State budget pressures and the possibility that tourism funds will be cut make it “more important” to ensure the state’s tourism spending “is effective,” Katz said in an interview Monday. “We believe there is more that they could do,” he said of the tourism office.

Vail’s proposal for an executive oversight committee questions whether the state’s tourism office has “fully adapted” to changing times.

“Print media is quickly taking a backseat role to direct customer engagement, Web site display advertising, paid search advertising, search engine optimization and online booking,” according to the document.

Some Colorado Ski Country USA members have reacted warily to the proposal because Vail pulled its four Colorado ski areas out of the industry trade group last year. The main reason Vail gave for withdrawing its substantial funding from the group: It wants the tourism office to be the primary marketing vehicle for its industry.

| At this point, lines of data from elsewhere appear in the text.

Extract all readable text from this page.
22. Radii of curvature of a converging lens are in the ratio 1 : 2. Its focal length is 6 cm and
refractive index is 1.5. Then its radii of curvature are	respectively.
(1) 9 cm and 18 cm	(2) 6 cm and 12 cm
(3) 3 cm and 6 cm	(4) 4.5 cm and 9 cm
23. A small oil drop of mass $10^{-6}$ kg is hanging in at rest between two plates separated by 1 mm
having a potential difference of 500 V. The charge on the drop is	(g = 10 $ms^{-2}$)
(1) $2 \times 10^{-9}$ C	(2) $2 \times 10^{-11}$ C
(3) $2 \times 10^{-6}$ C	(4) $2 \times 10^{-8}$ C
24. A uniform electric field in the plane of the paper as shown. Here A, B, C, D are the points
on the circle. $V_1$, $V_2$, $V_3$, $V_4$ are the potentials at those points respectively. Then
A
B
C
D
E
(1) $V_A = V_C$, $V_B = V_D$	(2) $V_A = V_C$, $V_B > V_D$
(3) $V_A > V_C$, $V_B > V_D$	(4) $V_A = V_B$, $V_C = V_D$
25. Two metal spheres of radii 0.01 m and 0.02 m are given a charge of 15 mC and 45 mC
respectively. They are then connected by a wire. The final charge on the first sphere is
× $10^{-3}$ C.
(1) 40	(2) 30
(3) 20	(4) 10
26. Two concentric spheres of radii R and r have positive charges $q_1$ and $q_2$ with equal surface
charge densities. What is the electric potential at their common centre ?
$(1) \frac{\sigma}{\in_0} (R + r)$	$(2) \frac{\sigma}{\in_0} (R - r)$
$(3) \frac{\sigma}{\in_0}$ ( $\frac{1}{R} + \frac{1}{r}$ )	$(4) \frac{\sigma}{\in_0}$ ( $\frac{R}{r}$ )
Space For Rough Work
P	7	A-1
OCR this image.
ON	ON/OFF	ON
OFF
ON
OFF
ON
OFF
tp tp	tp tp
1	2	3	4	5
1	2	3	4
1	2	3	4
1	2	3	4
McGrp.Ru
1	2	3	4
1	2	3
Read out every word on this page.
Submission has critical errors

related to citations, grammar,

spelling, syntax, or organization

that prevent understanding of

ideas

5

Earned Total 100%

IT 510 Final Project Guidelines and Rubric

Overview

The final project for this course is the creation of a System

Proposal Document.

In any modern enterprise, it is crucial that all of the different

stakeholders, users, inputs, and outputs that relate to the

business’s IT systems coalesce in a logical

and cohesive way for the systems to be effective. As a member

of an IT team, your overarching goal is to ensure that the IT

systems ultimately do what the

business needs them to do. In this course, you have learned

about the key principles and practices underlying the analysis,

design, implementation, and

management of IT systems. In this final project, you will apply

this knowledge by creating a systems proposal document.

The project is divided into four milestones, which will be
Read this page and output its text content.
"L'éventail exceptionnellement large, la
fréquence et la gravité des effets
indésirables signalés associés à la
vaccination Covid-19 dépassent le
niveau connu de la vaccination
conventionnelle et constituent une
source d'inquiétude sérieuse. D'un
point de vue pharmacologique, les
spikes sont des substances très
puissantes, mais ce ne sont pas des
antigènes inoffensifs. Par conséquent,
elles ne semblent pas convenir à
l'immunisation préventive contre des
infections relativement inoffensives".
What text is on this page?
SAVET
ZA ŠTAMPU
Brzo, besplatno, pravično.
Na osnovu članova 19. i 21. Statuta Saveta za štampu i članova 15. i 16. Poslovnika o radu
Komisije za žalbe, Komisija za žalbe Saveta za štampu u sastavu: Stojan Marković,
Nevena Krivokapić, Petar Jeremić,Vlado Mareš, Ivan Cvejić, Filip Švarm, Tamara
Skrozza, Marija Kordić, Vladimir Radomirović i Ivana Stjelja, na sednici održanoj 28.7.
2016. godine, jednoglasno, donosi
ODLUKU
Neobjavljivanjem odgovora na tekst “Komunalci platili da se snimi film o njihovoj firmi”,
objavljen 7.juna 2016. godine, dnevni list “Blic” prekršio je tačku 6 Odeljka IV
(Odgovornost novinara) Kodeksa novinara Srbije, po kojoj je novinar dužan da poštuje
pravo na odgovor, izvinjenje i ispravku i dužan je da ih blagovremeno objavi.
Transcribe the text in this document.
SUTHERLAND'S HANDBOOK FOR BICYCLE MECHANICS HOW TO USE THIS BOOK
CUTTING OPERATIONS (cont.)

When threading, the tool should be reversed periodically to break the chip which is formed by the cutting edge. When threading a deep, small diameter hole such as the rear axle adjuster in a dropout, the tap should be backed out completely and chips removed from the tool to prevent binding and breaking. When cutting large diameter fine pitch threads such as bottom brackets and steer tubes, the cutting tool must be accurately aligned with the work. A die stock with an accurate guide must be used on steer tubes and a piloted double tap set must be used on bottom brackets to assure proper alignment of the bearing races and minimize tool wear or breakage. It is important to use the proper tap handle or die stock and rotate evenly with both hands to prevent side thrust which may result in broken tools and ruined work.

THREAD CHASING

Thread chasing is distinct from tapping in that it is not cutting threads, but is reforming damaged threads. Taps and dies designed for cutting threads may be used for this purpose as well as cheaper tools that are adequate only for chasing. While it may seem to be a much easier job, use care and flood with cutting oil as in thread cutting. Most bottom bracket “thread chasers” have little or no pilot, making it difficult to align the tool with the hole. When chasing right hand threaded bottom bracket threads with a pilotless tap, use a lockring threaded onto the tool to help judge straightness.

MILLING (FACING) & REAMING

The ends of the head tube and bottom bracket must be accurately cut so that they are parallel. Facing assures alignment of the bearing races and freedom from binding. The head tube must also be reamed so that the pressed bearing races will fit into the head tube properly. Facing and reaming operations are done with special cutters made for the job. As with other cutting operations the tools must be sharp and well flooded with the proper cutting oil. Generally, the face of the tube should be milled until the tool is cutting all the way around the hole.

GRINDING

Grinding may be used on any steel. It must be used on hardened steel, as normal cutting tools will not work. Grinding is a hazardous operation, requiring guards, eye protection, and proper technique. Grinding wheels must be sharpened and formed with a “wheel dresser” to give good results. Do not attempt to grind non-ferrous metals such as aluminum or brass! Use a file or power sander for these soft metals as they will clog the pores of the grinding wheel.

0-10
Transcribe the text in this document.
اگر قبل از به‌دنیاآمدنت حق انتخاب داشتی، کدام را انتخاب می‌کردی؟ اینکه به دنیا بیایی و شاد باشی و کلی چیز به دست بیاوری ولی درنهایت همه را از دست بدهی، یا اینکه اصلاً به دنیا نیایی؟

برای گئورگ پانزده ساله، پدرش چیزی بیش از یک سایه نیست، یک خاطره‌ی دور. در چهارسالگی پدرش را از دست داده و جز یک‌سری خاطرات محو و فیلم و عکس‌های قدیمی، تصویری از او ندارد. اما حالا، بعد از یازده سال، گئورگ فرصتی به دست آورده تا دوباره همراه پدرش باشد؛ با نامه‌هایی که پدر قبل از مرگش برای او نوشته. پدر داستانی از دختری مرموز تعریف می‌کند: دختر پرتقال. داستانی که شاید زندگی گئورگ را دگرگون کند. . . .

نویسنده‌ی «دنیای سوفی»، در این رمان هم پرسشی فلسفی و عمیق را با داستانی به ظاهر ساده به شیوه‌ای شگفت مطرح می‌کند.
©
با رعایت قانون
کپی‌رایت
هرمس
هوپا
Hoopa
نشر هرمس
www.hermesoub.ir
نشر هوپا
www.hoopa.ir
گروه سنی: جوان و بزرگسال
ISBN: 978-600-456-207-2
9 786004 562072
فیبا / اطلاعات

Steamboat executive Rob Perlman, who represents the industry on the tourism office board, has asked the trade group members to comment on the proposal.

Under the plan, the tourism office board would retain the authority to set its own strategic direction, including “the broad allocation of expenditures.” But the executive committee would provide “specific expertise, resources and oversight to the CTO staff’s implementation of the board’s decisions.”

Vail Resorts said the main goal would be to have the committee “supplant some of the work and expense of having a comprehensive agency relationship” with the firm that currently handles media and advertising efforts for the state.